What It Actually Sounds Like
Forget the late-night party stories. Nina's whole palette is shiny, clean, and unmistakably Y2K. Think early 2010s electro. Bright digital synths. Trance that glints like a screensaver. The references run all the way back to electroclash and the complextro of people like Wolfgang Gartner and Zedd, sounds that were peaking when Nina was basically a toddler, rebuilt into something that feels completely present and completely hers.
And the lyrics are not about the dancefloor at all. They are about the screen. About growing up online, about an iPod Touch under the covers, about how much of who we are got shaped by the machine glowing in our hands. She has said her computer raised her, that it is the greatest collaborator she will ever have. The record takes that seriously even when the title is winking at you.
That is the part most people miss.
The Club Instinct Is Hiding Under the Frost
Here is the trick. Underneath all that cold, clean, digital sheen is pure club muscle. The structures are tight. The hooks land. Every drop hits exactly where your body expects it to. Nothing is accidental.
She was never trying to make a loose, sweaty soundtrack. She was trying to capture a feeling through machines and make you move with as little warmth as possible. That is a flex. Most producers cannot make you dance to something this controlled, this clinical, this precise. She does it on purpose, and she makes it look easy.
Triple J summed it up better than anyone. They called her music dance made in an ice cave. Once you hear that, you cannot unhear it.

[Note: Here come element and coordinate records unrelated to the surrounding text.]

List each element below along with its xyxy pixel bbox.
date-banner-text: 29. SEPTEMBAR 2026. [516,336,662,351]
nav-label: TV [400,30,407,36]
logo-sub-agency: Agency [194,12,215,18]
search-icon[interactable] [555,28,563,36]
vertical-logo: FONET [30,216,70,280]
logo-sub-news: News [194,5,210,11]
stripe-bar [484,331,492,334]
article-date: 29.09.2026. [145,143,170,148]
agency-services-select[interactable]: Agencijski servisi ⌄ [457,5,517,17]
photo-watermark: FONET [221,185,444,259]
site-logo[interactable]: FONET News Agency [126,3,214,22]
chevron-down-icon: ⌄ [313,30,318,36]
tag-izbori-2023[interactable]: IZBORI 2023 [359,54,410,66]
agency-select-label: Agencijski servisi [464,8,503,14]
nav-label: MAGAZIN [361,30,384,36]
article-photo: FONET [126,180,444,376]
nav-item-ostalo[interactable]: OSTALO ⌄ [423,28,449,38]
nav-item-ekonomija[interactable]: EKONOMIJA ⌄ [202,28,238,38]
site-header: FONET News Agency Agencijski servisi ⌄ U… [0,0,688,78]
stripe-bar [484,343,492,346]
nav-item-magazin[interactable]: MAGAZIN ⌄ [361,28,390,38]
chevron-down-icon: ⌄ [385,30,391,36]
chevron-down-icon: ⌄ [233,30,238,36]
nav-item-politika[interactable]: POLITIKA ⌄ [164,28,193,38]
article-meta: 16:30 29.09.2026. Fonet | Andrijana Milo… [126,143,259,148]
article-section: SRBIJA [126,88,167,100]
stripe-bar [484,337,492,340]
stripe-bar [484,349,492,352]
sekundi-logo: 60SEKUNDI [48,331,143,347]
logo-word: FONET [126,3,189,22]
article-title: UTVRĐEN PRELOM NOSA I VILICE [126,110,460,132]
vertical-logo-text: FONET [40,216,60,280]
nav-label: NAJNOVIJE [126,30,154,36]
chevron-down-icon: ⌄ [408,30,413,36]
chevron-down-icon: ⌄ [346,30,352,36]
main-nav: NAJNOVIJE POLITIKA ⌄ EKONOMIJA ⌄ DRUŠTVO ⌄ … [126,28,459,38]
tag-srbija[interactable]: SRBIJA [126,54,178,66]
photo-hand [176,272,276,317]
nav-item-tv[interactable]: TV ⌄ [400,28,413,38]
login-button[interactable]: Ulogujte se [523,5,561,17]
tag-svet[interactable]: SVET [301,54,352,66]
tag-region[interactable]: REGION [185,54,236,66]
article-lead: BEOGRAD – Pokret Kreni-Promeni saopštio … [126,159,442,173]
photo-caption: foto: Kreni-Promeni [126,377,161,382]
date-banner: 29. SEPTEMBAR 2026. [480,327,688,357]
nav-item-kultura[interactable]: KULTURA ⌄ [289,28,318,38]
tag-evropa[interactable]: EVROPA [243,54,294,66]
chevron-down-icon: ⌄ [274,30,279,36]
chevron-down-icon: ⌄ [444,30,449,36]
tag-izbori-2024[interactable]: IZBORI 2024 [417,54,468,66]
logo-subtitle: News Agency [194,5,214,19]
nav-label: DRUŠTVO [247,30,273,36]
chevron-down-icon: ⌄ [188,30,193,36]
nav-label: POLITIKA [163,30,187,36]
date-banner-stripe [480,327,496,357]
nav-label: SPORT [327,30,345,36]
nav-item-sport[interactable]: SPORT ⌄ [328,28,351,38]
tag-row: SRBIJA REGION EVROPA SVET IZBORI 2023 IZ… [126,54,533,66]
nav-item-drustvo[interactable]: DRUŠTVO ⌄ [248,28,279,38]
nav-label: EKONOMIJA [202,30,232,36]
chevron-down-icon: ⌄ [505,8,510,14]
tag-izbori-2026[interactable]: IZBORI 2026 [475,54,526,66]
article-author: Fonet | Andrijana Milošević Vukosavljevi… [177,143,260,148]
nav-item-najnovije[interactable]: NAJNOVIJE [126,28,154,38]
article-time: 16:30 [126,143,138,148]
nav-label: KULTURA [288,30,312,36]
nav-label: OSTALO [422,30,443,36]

August in Australia Is the Middle of Winter
This is the detail that ties the whole thing together. I Love My Computer came out on August 8th, 2025. August in the Southern Hemisphere is not summer. It is deep winter. That frozen, icy chill is not a metaphor we are projecting onto the record. It is literally the season it was born into.

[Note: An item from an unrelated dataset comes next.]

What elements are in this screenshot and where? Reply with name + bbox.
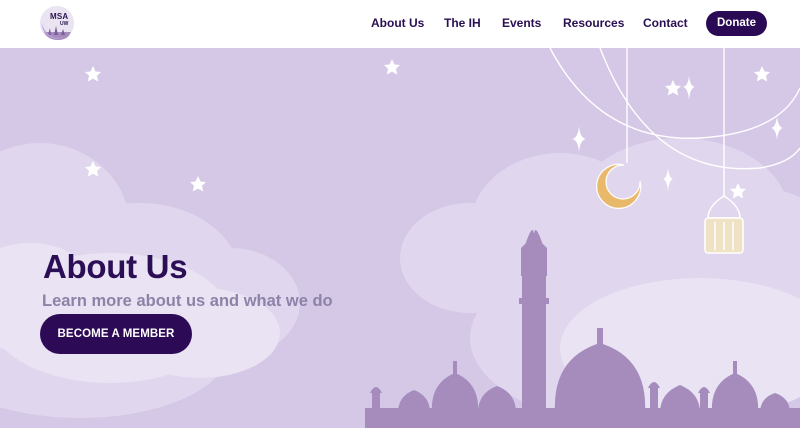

Put on "iPod Touch" or "Fuck My Computer" and you will feel it in about ten seconds. It has the same raw, real, take-it-or-leave-it attitude tha
t everyone fell in love with this past year. It just swaps the summer sweat for a frozen digital edge.

So Here Is the Thesis
brat opened a lane. The messy, sweaty, green, brilliant lane. And it deserved every bit of the obsession.
But I Love My Computer is what that same lane looks like in January. Or rather, August, if you are standing where Nina is. Clean instead of messy. Cold instead of hot. Screens instead of strobes. And just as much of a dancefloor weapon once you let it in.
This album is brat.
It is just the winter edition.
Go listen with the lights off and the brightness up.